Tomasz Florczak (a>, Maurycy Daroch (b), Marianna Turkiewicz (a), Lesley A Iwanejko (b), Andrew D Bates (b), Meriel G Jones (b )
a- Instytut Biochemii Technicznej PŁ, b- School of Biological Sciences University of Liverpool

The modern chemical synthesis requires combination of chemo and biocatalysis. For this reason biotechnologists try to get enzymes stable under extreme conditions of pressure, pH, but first of all under extreme temperature. To satisfy this expectation we have carried out the screening on Antarctic filamentous fungi from the pure culture collection at the Institute of Technical Biochemistry of Technical University of Lodz to find an effective enantioselective biocatalyst of transesterification. As a result of this research we selected Geomyces sp. P7 strain as the best catalyst of enantioselective transestrification of 1-phenylethanol with vinyl acetate in cyclohexane. GC (with chiral column) of products obtained under optimized reaction conditions revealed more than 90% enantiomeric excess of R form of ester and almost 50% yield of the KR catalyzed by dried mycelia. This success prompted us to isolate the enzyme and investigate its properties. In result we can say that the lipase from Geomyces sp. P7 is an unique enzyme.

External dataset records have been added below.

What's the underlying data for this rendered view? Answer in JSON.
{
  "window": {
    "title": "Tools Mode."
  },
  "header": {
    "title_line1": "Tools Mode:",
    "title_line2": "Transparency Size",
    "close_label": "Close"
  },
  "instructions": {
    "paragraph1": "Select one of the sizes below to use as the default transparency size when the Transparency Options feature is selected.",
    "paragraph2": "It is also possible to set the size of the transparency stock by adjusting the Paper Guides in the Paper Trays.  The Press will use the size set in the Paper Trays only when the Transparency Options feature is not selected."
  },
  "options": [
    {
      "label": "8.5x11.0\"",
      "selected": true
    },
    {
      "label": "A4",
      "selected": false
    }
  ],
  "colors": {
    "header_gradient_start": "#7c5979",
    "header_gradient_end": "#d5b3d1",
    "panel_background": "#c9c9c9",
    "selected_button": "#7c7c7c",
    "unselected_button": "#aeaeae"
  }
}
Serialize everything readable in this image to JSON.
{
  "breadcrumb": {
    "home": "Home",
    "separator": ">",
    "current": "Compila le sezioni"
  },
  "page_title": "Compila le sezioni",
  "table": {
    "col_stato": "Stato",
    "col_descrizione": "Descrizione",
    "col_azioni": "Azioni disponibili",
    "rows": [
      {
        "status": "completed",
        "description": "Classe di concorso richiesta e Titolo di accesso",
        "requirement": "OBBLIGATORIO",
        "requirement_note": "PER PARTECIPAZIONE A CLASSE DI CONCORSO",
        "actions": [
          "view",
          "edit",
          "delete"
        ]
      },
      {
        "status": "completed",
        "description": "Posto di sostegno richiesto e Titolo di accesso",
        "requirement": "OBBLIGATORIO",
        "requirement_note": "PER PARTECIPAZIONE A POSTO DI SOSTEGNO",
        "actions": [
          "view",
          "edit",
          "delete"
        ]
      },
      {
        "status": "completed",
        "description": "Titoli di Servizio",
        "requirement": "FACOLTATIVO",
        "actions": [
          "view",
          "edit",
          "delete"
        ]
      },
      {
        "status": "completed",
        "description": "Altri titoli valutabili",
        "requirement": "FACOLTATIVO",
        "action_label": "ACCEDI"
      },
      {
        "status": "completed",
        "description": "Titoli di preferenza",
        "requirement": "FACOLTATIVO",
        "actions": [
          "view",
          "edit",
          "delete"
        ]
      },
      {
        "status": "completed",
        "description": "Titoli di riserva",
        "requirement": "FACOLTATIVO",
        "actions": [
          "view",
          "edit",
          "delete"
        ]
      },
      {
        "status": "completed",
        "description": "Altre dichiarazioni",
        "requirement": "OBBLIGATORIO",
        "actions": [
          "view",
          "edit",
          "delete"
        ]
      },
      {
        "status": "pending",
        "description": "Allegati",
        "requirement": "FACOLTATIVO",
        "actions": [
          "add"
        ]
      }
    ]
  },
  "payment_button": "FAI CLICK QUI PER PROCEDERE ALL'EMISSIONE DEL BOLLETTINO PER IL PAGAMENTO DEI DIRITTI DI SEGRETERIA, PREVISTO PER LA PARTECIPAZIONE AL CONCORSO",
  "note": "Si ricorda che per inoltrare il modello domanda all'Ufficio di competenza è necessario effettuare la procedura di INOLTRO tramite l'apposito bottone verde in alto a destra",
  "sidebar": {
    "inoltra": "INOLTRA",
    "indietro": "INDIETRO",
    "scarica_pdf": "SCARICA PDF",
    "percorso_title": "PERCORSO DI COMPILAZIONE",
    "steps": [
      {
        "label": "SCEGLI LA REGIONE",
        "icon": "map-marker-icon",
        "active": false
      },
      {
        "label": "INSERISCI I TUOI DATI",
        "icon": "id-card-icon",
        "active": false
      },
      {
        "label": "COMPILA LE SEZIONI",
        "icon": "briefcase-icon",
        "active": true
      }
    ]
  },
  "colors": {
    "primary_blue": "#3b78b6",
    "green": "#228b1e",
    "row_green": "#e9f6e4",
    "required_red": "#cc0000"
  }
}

Characterization of the purified enzyme proved its kinetic adaptation to low temperature (optimum at 36°C, 15-48% of the maximum activity in the range 0-20 °C). At the same time, the enzyme displayed the surprisingly high ability to renaturation (recover of 100% of initial activity after heating for 1h at 100°C and cooling). Studies on the substrate specificity of the purified lipase showed only slight differences in comparison to that of the enzyme immobilized in situ. Despite these interesting properties industrial using of native enzyme will be almost impossible because cultivation of the strain producing this enzyme is difficult due to the very slow growth, low biomass yield, and relatively low optimum growth temperature of around 100C. Therefore we decided to express the gene of this enzyme in S. cerevisiae host. For this reason we prepared cDNA library in E. coli and yeast host to isolate positive clons using the test based on tributitine and rhodamineB. In the same time we determined the transcriptom sequence through cDNA pyrosequencing. Presentation will refer the isolation of the Geomyces lipase gene.